WITNESS: No, he was sitting on the table wondering

why I was doing an autopsy on him!

________________________________________________

ATTORNEY: Are you qualified to give a urine sample?

WITNESS: Huh... are you qualified to ask that

question?

________________________________________________

--- And the best for last: ---



ATTORNEY: Doctor, before you performed the autopsy,

did you check for a pulse?

WITNESS: No.

ATTORNEY: Did you check for blood pressure?

WITNESS: No.

ATTORNEY: Did you check for breathing?

WITNESS: No.

ATTORNEY: So, then it is possible that the patient

was alive when you began the autopsy?

WITNESS: No.

ATTORNEY: How can you be so sure, Doctor?

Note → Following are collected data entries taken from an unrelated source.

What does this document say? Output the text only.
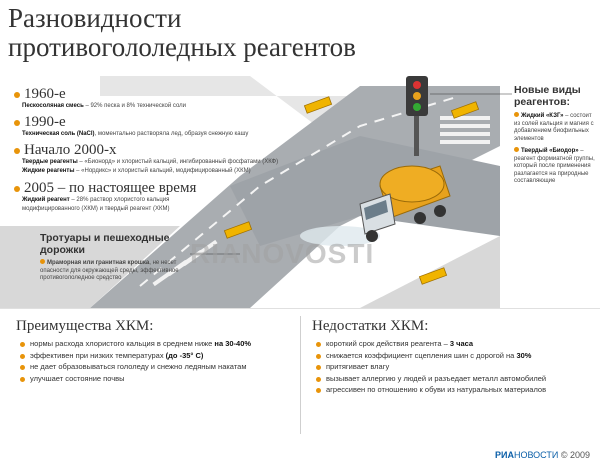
Разновидности
противогололедных реагентов
1960-е
Пескосоляная смесь – 92% песка и 8% технической соли
1990-е
Техническая соль (NaCl), моментально растворяла лед, образуя снежную кашу
Начало 2000-х
Твердые реагенты – «Бионорд» и хлористый кальций, ингибированный фосфатами (ХКФ)
Жидкие реагенты – «Нордикс» и хлористый кальций, модифицированный (ХКМ)
2005 – по настоящее время
Жидкий реагент – 28% раствор хлористого кальция
модифицированного (ХКМ) и твердый реагент (ХКМ)
Новые виды реагентов:
Жидкий «КЗГ» – состоит из солей кальция и магния с добавлением биофильных элементов
Твердый «Биодор» – реагент формиатной группы, который после применения разлагается на природные составляющие
Тротуары и пешеходные дорожки
Мраморная или гранитная крошка, не несет опасности для окружающей среды, эффективное противогололедное средство
RIANOVOSTI
Преимущества ХКМ:
нормы расхода хлористого кальция в среднем ниже на 30-40%
эффективен при низких температурах (до -35° С)
не дает образовываться гололеду и снежно ледяным накатам
улучшает состояние почвы
Недостатки ХКМ:
короткий срок действия реагента – 3 часа
снижается коэффициент сцепления шин с дорогой на 30%
притягивает влагу
вызывает аллергию у людей и разъедает металл автомобилей
агрессивен по отношению к обуви из натуральных материалов
РИАНОВОСТИ © 2009
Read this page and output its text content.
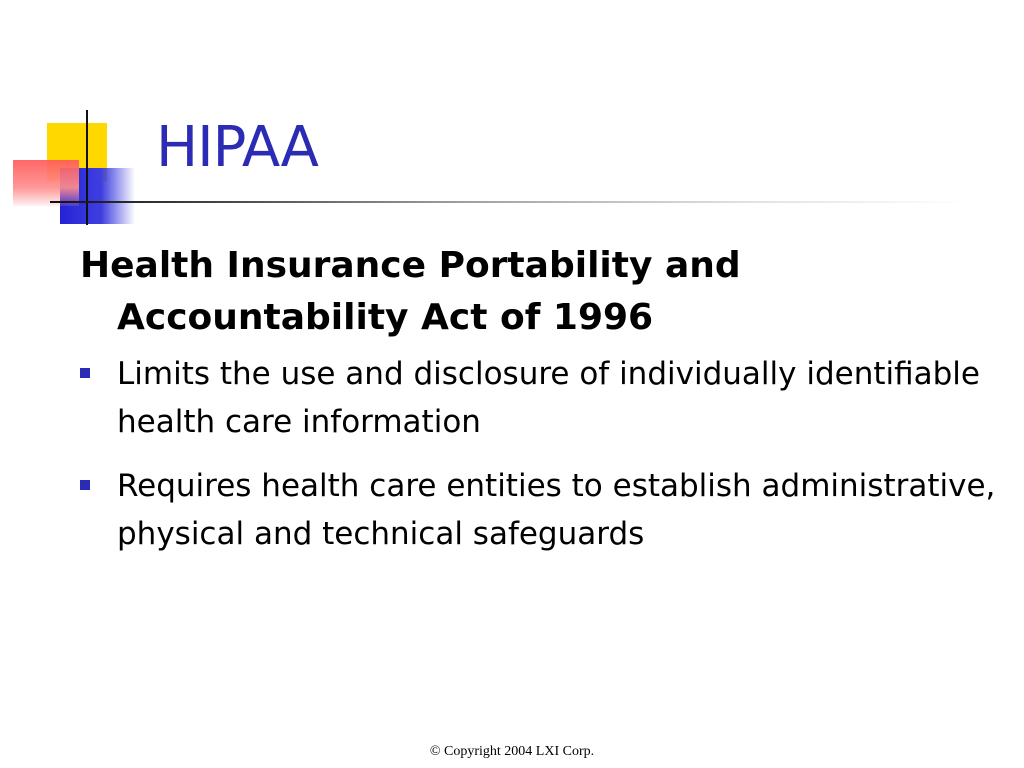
HIPAA

Health Insurance Portability and Accountability Act of 1996

Limits the use and disclosure of individually identifiable health care information
Requires health care entities to establish administrative, physical and technical safeguards
© Copyright 2004 LXI Corp.
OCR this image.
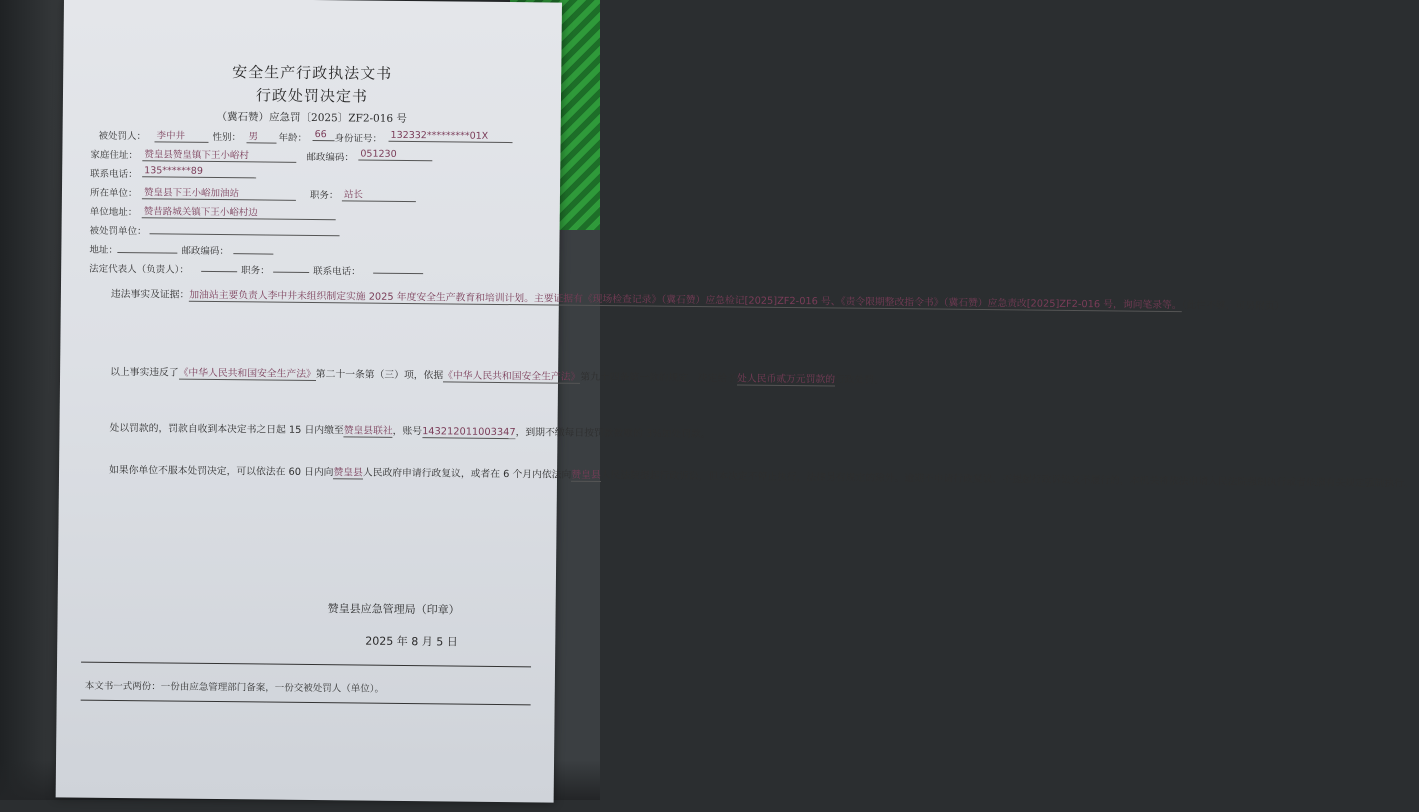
安全生产行政执法文书
行政处罚决定书
（冀石赞）应急罚〔2025〕ZF2-016 号
被处罚人： 李中井	性别： 男	年龄： 66 身份证号： 132332*********01X
家庭住址： 赞皇县赞皇镇下王小峪村	邮政编码： 051230
联系电话： 135******89
所在单位： 赞皇县下王小峪加油站	职务： 站长
单位地址： 赞昔路城关镇下王小峪村边
被处罚单位：
地址：	邮政编码：
法定代表人（负责人）：	职务：	联系电话：
违法事实及证据：加油站主要负责人李中井未组织制定实施 2025 年度安全生产教育和培训计划。主要证据有《现场检查记录》（冀石赞）应急检记[2025]ZF2-016 号、《责令限期整改指令书》（冀石赞）应急责改[2025]ZF2-016 号，询问笔录等。（此栏不够，可另附页）
以上事实违反了《中华人民共和国安全生产法》第二十一条第（三）项，依据《中华人民共和国安全生产法》第九十四条第一款的规定，决定给予处人民币贰万元罚款的行政处罚。
处以罚款的，罚款自收到本决定书之日起 15 日内缴至赞皇县联社，账号143212011003347，到期不缴每日按罚款数额的 3%加处罚款。
如果你单位不服本处罚决定，可以依法在 60 日内向赞皇县人民政府申请行政复议，或者在 6 个月内依法向赞皇县人民法院提起行政诉讼，但本决定不停止执行，法律另有规定的除外。逾期不申请行政复议、不提起行政诉讼又不履行的，本机关将依法申请人民法院强制执行或者依照有关规定强制执行。
赞皇县应急管理局（印章）
2025 年 8 月 5 日
本文书一式两份：一份由应急管理部门备案，一份交被处罚人（单位）。
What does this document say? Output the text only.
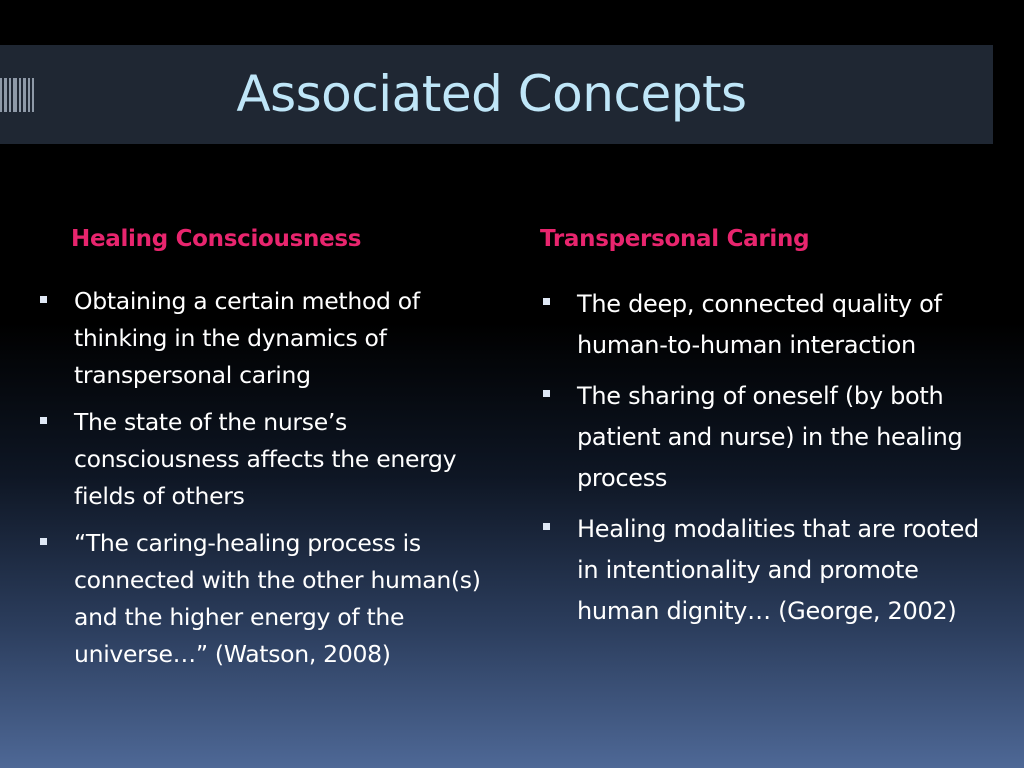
Associated Concepts
Healing Consciousness	Transpersonal Caring
Obtaining a certain method of thinking in the dynamics of transpersonal caring
The state of the nurse’s consciousness affects the energy fields of others
“The caring-healing process is connected with the other human(s) and the higher energy of the universe…” (Watson, 2008)
The deep, connected quality of human-to-human interaction
The sharing of oneself (by both patient and nurse) in the healing process
Healing modalities that are rooted in intentionality and promote human dignity… (George, 2002)
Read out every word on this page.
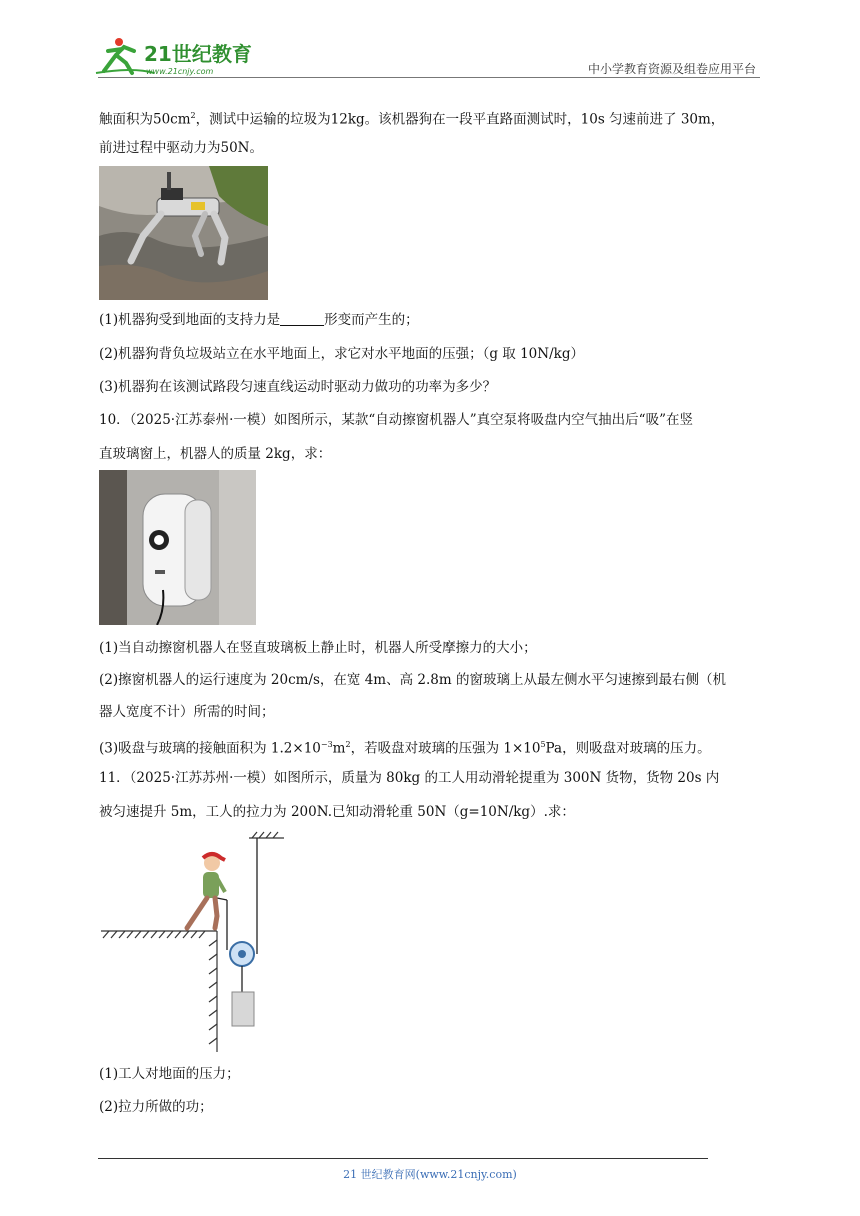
21世纪教育
www.21cnjy.com	中小学教育资源及组卷应用平台
触面积为$50cm^2$，测试中运输的垃圾为12kg。该机器狗在一段平直路面测试时，10s 匀速前进了 30m，
前进过程中驱动力为50N。
(1)机器狗受到地面的支持力是	形变而产生的；
(2)机器狗背负垃圾站立在水平地面上，求它对水平地面的压强；（g 取 10N/kg）
(3)机器狗在该测试路段匀速直线运动时驱动力做功的功率为多少？
10．（2025·江苏泰州·一模）如图所示，某款“自动擦窗机器人”真空泵将吸盘内空气抽出后“吸”在竖
直玻璃窗上，机器人的质量 2kg，求：
(1)当自动擦窗机器人在竖直玻璃板上静止时，机器人所受摩擦力的大小；
(2)擦窗机器人的运行速度为 20cm/s，在宽 4m、高 2.8m 的窗玻璃上从最左侧水平匀速擦到最右侧（机
器人宽度不计）所需的时间；
(3)吸盘与玻璃的接触面积为 $1.2\times 10^{-3}m^2$，若吸盘对玻璃的压强为 $1\times 10^5Pa$，则吸盘对玻璃的压力。
11．（2025·江苏苏州·一模）如图所示，质量为 80kg 的工人用动滑轮提重为 300N 货物，货物 20s 内
被匀速提升 5m，工人的拉力为 200N.已知动滑轮重 50N（g=10N/kg）.求：
(1)工人对地面的压力；
(2)拉力所做的功；
21 世纪教育网(www.21cnjy.com)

WITNESS: Because his brain was sitting on my desk

in a jar.

ATTORNEY: I see, but could the patient have still

been alive, nevertheless?

WITNESS: Yes, it is possible that he could have

been alive and practicing law.

bichonlvr
10-11-2007, 01:59 PM
I love these :)

NicksBride
10-11-2007, 01:59 PM
ahh hahahahahaha thanks for the laugh, that was great!

WebLady
10-11-2007, 02:04 PM
TFS this, I litterally laughed out loud at several of these :geek:

Goin2thechapel
10-11-2007, 02:54 PM
OMG...How funny!!! I just fowarded this to the Lawyers here...just for a chuckle of course ;)

ikkin510
10-11-2007, 03:35 PM
That was great! I loved it! Thanks again Elizabeth!

SerendipityCrafts
10-11-2007, 03:37 PM
OMG...How funny!!! I just fowarded this to the Lawyers here...just for a chuckle of course ;)

Ironic isn't it? More often than not, it's the lawyers who are the dumb ones!

Smashingpennies
10-11-2007, 04:42 PM
Thoses were too funny; I need the comic relief.